La Faz: «È pragmatico, non dogmatico. Può vincere il triplete alla prima stagione, proprio come Pep. Ma lui è un nonno. C’era bisogno di uno che parlasse con i giocatori»
La Faz esalta Hansi Flick. E non potrebbe essere altrimenti dopo l’8-2 rifilato al Barellona e all’indomani della clamorosa sconfitta subita dal Manchester dell’ex Guardiola. In campo, i bavaresi troveranno il Lione di Rudi Garcia.
L’autorevole quotidiano non rinuncia a punzecchiare il tecnico catalano:
Alla fine di un lungo processo di riflessione in cui, come un gran maestro di scacchi, ha elaborato una strategia che avrebbe dovuto sopraffare il suo avversario, Guardiola ha travolto la sua stessa squadra. Ha sacrificato il fantasista Foden, il miglior uomo contro il Real Madrid, alla sua idea di una catena difensiva a tre. Al termine della partita, De Bruyne, ha commentato la sconfitta con un’espressione inespressiva, con una risposta che ricorda la prima frase de “La mia Africa” di Karen Blixen: “Avevo una fattoria in Africa”. Ecco, De Bruyne ha detto: “L’allenatore aveva un piano”.
Il Bayern – scrive la Faz – non affronteranno la loro storia, ne stanno scrivendo una nuova. Invece di Hansi contro Pep, è Hansi contro Rudi. (…) Se Hans-Dieter Flick, che tutti conoscono solo con una I alla fine, dovesse mettere la ciliegina sulla torta alla sua prima stagione da capo allenatore domenica, sarebbe lui il nuovo Pep. Solo Guardiola è riuscito finora a vincere il triplete alla sua prima stagione da allenatore. All’epoca aveva 38 anni, Flick ne ha 55 ed è un nonno.

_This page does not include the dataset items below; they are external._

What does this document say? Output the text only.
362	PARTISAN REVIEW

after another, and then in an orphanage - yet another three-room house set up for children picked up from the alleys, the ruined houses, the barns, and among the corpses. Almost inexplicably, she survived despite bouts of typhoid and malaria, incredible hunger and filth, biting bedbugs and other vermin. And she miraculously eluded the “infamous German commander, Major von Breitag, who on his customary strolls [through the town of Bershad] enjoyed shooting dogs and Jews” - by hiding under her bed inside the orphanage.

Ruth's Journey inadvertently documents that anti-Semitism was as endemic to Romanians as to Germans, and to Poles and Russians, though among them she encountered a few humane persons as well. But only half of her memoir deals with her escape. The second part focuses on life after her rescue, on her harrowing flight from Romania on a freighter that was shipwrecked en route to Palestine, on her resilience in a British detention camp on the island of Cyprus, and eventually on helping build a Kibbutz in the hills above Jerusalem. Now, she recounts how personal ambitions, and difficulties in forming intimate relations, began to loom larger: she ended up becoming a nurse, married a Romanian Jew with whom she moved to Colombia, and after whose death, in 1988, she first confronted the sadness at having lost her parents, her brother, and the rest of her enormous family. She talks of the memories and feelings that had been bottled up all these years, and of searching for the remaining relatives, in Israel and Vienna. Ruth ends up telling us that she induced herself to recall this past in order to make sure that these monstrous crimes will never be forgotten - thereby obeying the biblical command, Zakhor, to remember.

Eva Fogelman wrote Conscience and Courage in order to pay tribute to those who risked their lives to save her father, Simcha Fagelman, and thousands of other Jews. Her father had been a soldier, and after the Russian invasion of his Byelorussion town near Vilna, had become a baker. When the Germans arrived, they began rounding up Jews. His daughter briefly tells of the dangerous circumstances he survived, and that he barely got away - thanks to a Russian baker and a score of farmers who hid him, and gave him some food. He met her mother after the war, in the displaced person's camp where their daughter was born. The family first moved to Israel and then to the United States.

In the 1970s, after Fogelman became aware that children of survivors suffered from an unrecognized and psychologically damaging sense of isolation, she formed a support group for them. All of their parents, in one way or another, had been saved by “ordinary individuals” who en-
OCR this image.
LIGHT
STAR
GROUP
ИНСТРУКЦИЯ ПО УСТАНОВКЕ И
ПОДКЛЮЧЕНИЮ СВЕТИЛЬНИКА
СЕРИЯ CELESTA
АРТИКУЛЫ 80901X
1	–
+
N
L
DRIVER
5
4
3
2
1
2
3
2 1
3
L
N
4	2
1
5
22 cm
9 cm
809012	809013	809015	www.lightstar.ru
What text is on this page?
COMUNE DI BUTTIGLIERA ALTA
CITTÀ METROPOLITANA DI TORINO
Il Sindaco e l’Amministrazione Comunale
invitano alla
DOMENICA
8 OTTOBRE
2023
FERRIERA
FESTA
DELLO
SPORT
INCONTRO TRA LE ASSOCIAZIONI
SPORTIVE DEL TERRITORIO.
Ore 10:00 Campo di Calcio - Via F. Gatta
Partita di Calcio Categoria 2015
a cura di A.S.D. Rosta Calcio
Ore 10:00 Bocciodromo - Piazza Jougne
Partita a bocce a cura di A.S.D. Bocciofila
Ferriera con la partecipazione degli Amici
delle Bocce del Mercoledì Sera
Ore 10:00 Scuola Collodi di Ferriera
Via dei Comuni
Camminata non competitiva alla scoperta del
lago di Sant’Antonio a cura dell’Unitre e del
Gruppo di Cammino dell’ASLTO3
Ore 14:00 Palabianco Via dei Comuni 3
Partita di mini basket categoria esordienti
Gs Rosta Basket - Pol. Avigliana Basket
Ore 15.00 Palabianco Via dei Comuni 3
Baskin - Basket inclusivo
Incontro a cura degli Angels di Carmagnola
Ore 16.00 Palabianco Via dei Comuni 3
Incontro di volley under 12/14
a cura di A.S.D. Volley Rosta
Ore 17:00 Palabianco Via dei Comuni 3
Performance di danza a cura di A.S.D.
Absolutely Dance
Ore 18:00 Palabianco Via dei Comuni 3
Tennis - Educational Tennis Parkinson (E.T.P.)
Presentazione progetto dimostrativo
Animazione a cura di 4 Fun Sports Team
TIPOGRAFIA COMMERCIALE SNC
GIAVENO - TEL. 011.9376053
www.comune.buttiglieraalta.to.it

Ma qual è il segreto di Flick?
Due settimane fa, in un’intervista concessa proprio alla Faz, Uli Hoeness descrisse la grande differenza tra i due allenatori: “Ho sempre pensato che grandi allenatori come Van Gaal, come Guardiola, dovessero sempre tenere le distanze dai giocatori. Pep non era uno che, come Hansi, entrava negli spogliatoi alle 9:30 e chiedeva: come stai, hai dormito bene, come sta la donna? Oggi i giocatori pensano molto di più ai sistemi di gioco, alle tattiche, al lavoro di squadra e quindi comunicare di più con l’allenatore. Ecco perché hai bisogno di qualcuno cui piaccia parlare con loro e che vada d’accordo con loro”.
La Faz scrive che Flick “è un allenatore pragmatico e non dogmatico”.
È meglio se una squadra si sente a proprio agio con lo stile di gioco che gli viene chiesto. Anche la squadra deve voler giocare in quel modo. E come tutti possono vedere, il Bayern è compatto. E mai questa volontà collettiva, intuita e acuita da Flick, ha avuto un effetto così brillantemente distruttivo come ha fatto contro il grande vecchio Barça. Bisognava prendersi a pizzichi. Era davvero la stessa squadra che, sotto il cauto Kovac, è quasi volata fuori dalla Coppa a Bochum meno di dieci mesi fa e ha perso 5-1 a Francoforte? Da 1-5 a 8-2, un’incredibile metamorfosi.
Così il Bayern inizia a lasciarsi alle spalle l’era del Pep, anche senza un duello con Pep. Giocosamente beneficiano della sua influenza. Ma ci sono voluti allenatori più empatici, come Heynckes e Flick, per liberare tutta l’energia di questa squadra e per guidarla con saggezza. Il Bayern di Guardiola ha sempre brillantemente superato il novanta per cento della stagione, ha sempre vinto il campionato ma poi, nelle ultime partite a eliminazione diretta della Champions League, è arrivato mentalmente esausto. La freschezza mentale dei ragazzi di Flick sembra inesauribile. Questo è possibile solo attraverso l’istinto dell’allenatore che capisce di cosa ha bisogno la squadra. Ciò che non serve più è una star della panchina.